I gritted my teeth and fired up the Dover Design Manager image browsing tool. It works much better when the CD ROM drive isn't on it's last legs. I copied an image that I thought would make a fun brush and started to practice. It was a scroll, slightly organic, that looked like I could repeat it and get a damask pattern. At 1075 pixels by 463 pixels and 600 pixels per inch, there was plenty of detail.
Oh, dear. Dover has done a very good job of scanning and they provided images at a high resolution. The problem is that digital graphics are much more precise than print. When I took a zoomed-in look at the image, it was grim. The very accurate scan had captured the inaccurate printing. I cleaned up a minimum of pixels and created a brush. It looked like a person with a serious hand tremor had tried to draw it and had given up part way through. It looked awful.

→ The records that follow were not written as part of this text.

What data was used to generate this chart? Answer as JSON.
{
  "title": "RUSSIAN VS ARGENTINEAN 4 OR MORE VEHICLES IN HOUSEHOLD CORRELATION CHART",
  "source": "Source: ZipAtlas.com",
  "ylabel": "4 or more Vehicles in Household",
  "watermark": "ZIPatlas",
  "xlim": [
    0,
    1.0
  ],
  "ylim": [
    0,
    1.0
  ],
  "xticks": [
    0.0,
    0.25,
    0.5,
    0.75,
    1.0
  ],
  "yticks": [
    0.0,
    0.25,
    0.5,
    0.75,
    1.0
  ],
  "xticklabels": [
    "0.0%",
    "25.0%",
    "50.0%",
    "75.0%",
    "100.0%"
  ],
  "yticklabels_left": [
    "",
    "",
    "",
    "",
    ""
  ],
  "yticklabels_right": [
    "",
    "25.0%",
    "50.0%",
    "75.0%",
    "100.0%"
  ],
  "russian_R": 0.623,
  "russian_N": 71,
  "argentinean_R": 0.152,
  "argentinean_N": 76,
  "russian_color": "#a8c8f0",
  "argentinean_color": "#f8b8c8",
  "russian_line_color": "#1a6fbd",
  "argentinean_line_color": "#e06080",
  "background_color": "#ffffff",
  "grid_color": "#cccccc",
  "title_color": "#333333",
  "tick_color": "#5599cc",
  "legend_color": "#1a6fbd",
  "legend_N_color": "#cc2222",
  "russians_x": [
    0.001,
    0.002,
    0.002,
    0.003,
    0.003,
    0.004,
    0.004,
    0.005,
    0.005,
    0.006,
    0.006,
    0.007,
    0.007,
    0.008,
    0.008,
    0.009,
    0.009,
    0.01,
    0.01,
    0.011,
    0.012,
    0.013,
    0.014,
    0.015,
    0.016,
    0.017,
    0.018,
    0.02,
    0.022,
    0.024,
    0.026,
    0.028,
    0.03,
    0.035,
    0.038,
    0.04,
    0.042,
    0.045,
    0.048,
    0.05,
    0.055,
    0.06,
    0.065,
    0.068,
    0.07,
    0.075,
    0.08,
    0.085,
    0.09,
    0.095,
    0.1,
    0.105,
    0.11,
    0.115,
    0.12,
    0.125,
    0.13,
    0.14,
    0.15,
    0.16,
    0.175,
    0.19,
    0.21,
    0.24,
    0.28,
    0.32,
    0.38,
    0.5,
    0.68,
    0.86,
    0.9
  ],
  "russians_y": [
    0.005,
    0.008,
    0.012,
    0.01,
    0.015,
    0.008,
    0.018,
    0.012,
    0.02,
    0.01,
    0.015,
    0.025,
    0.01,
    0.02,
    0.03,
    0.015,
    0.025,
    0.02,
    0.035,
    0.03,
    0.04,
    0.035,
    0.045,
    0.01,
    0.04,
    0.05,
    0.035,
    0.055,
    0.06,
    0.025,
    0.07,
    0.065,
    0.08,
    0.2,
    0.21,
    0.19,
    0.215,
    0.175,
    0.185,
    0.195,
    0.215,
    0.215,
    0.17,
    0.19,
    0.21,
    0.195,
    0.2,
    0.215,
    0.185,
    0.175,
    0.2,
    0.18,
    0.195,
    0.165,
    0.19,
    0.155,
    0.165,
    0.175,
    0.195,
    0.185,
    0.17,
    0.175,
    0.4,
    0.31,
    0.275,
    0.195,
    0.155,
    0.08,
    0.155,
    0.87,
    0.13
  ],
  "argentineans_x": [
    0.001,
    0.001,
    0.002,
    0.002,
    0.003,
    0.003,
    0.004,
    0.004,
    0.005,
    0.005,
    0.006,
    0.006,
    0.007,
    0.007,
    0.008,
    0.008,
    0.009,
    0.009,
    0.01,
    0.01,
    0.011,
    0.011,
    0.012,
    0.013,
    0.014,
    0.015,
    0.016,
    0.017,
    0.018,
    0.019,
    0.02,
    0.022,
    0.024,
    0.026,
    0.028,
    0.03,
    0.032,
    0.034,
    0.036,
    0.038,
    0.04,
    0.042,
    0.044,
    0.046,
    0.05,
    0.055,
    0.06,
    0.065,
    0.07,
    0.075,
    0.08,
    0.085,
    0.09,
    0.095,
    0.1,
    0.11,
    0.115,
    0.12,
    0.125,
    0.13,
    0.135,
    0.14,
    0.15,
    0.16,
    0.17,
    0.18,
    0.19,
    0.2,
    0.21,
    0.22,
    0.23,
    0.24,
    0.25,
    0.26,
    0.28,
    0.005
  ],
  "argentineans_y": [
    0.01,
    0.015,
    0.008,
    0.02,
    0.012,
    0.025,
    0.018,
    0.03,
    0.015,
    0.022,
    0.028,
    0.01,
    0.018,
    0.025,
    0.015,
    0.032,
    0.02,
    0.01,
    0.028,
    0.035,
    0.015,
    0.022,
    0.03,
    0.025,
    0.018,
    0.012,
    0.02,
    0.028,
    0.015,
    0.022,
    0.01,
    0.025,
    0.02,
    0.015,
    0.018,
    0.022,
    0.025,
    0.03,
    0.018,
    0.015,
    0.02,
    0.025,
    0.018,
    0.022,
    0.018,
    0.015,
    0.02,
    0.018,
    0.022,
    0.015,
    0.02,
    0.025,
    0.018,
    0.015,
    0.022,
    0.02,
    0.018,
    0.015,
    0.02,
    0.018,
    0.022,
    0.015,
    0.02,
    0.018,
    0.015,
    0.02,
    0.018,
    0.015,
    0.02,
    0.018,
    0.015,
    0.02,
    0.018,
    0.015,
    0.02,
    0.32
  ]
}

If I wanted to, I could use the Dover image as a starting point and spend a lot of time cleaning up the stray blobs of ink and filling in what is missing. I don't want to. Not for that practice brush. If I had an end product in mind and needed the perfect brush, I'd take the time to clean up an image.
Will I try again with other Dover images? Yes. Knowing that the image quality is good to start with means that I know I can zoom in and see details. What I can see, I can fix, if I take my time. In the future, I won't be nearly as quick to dismiss kits that have what I know are Dover images included in them as kits that were thrown together quickly and with little effort.